O mesmo interior do primeiro quadro, mas tudo, as paredes, a atmosfera, parece incomparavelmente, feericamente mais fresco, mais risonho, mais feliz. — A luz do dia filtra-se alegremente por todas as frestas das venezianas fechadas.

* * * * *

[À direita, ao fundo do aposento, em suas duas caminhas, Tyltyl e Mytyl dormem profundamente. — A Gata, o Cão e os Objetos estão no lugar que ocupavam no primeiro quadro, antes da chegada da Fada. — Entra a Mãe Tyl.]

A MÃE TYL, [com voz alegremente repreensiva.]

De pé, vamos, de pé, pequenos preguiçosos!... Não tendes vergonha?... Já soaram oito horas, o sol já está mais alto que a floresta!... Meu Deus! como dormem, como dormem!... [Ela se inclina e beija as crianças.] Estão todos rosados... Tyltyl cheira a lavanda e Mytyl a lírio-do-vale... [Beijando-os ainda.] Como são bons os filhos!... Mas não podem dormir até meio-dia... Não se pode fazer deles preguiçosos... E depois, deixaram-me dizer que isso não é lá muito bom para a saúde... [Sacudindo suavemente Tyltyl.] Vamos, vamos, Tyltyl...

TYLTYL, [despertando.]

Quê?... A Luz?... Onde está ela? Não, não, não vás embora...

A MÃE TYL

A Luz?... mas claro que ela está aí... Já faz bastante tempo... Está claro como ao meio-dia, embora as venezianas estejam fechadas... Espera um pouco que eu as abra... [Ela empurra as venezianas; a claridade ofuscante do pleno dia invade o aposento.] Pronto, aí está!... Que tens?... Pareces todo deslumbrado...
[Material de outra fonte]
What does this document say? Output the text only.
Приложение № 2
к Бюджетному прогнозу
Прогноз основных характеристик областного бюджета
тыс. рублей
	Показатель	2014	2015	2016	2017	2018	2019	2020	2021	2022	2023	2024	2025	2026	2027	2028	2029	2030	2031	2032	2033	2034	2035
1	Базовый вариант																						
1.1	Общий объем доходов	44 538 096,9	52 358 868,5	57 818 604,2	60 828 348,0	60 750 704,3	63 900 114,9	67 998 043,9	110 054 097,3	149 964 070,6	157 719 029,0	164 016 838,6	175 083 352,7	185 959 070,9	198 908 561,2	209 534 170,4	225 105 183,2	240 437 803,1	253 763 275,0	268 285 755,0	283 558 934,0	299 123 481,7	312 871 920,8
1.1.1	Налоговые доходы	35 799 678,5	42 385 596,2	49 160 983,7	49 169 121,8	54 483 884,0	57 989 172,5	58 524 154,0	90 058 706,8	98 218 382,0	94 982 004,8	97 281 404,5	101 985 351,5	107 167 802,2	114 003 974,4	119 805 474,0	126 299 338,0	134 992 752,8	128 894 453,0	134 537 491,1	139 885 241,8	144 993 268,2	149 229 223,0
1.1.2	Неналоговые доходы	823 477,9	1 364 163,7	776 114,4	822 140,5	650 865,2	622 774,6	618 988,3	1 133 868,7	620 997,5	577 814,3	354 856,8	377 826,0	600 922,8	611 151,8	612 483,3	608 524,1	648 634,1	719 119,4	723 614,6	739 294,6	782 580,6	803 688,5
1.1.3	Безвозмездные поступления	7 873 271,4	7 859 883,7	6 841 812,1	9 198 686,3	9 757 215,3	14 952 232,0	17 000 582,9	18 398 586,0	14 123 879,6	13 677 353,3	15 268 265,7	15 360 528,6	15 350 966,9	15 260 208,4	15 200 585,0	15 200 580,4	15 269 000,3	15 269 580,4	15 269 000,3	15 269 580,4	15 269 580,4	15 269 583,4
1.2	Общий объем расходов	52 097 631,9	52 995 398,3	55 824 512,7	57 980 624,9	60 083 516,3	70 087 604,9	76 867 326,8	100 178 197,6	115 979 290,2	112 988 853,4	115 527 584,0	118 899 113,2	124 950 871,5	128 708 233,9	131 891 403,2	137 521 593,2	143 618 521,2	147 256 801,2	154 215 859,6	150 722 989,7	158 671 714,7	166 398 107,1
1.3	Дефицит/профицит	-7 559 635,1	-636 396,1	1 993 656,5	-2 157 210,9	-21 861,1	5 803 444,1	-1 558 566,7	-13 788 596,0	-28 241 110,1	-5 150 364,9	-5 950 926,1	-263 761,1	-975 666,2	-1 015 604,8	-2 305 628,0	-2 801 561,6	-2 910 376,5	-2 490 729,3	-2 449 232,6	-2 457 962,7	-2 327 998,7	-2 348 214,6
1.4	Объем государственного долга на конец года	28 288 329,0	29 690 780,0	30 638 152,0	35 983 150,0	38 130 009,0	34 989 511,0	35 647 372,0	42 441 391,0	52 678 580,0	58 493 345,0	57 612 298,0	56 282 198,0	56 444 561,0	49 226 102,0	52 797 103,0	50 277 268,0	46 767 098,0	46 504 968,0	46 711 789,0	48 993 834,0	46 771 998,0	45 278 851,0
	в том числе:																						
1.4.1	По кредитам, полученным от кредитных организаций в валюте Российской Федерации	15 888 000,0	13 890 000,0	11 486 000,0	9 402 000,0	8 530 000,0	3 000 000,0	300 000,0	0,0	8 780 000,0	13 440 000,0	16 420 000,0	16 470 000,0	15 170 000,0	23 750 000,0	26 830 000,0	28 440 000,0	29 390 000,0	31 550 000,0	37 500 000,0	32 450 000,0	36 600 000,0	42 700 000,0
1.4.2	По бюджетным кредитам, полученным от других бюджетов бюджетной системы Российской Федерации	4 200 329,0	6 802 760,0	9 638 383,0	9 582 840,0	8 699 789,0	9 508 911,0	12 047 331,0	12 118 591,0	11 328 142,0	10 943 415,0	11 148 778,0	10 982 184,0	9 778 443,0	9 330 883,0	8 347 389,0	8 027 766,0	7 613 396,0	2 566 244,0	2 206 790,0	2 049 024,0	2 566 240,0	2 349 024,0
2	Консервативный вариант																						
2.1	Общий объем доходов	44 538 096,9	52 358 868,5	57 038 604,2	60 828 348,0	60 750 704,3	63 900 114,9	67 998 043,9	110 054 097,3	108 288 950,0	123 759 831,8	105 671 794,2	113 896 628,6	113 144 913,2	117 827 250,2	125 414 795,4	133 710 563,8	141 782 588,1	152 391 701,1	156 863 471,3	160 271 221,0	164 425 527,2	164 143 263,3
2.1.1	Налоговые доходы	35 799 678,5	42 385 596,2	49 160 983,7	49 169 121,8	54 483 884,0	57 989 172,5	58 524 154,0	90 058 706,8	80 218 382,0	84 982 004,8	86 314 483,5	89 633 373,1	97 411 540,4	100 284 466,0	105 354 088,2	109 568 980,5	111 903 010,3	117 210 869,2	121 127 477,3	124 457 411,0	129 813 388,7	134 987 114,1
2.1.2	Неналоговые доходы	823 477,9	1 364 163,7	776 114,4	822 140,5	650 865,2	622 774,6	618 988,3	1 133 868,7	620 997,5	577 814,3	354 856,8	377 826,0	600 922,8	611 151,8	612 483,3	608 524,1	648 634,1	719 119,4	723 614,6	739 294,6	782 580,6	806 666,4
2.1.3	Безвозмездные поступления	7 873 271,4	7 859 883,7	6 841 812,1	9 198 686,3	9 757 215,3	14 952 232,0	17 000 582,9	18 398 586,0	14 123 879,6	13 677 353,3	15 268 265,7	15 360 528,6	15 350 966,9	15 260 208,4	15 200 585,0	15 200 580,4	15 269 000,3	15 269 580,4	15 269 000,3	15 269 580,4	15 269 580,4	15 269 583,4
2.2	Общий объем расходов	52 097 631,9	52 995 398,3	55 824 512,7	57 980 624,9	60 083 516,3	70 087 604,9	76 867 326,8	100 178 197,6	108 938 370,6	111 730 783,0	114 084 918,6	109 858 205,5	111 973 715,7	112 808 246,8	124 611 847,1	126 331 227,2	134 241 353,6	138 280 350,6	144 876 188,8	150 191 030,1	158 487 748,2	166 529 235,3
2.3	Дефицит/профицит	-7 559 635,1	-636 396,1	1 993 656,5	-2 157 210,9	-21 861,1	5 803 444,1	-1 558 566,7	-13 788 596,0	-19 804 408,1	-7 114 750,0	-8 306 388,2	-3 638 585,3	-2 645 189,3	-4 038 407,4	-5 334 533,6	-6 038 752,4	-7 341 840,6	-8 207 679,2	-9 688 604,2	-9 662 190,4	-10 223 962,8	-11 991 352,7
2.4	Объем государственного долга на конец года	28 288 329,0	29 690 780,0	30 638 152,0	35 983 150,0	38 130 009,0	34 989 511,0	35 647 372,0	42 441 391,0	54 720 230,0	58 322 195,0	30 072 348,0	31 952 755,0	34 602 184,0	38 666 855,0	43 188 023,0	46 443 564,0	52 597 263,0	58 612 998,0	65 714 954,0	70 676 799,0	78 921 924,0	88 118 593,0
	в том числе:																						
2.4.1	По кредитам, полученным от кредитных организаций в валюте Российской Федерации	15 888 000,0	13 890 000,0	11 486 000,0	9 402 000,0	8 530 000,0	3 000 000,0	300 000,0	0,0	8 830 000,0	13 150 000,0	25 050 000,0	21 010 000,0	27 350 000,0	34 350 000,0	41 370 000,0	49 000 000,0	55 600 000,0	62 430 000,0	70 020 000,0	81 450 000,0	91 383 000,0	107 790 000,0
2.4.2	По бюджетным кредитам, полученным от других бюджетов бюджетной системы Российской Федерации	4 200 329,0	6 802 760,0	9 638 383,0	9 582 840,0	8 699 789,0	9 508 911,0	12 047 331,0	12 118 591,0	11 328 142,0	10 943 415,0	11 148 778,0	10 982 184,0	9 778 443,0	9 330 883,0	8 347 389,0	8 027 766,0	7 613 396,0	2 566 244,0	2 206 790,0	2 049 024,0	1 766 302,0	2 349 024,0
TYLTYL, [esfregando os olhos.]

Mamãe, mamãe!... És tu!...

A MÃE TYL

Mas claro que sou eu... Quem querias que fosse?...

TYLTYL

És tu... Mas sim, és tu!...

A MÃE TYL

Mas sim, sou eu... Não mudei de rosto esta noite... Que tens para me olhar como um maravilhado?... Talvez eu esteja com o nariz virado ao contrário?...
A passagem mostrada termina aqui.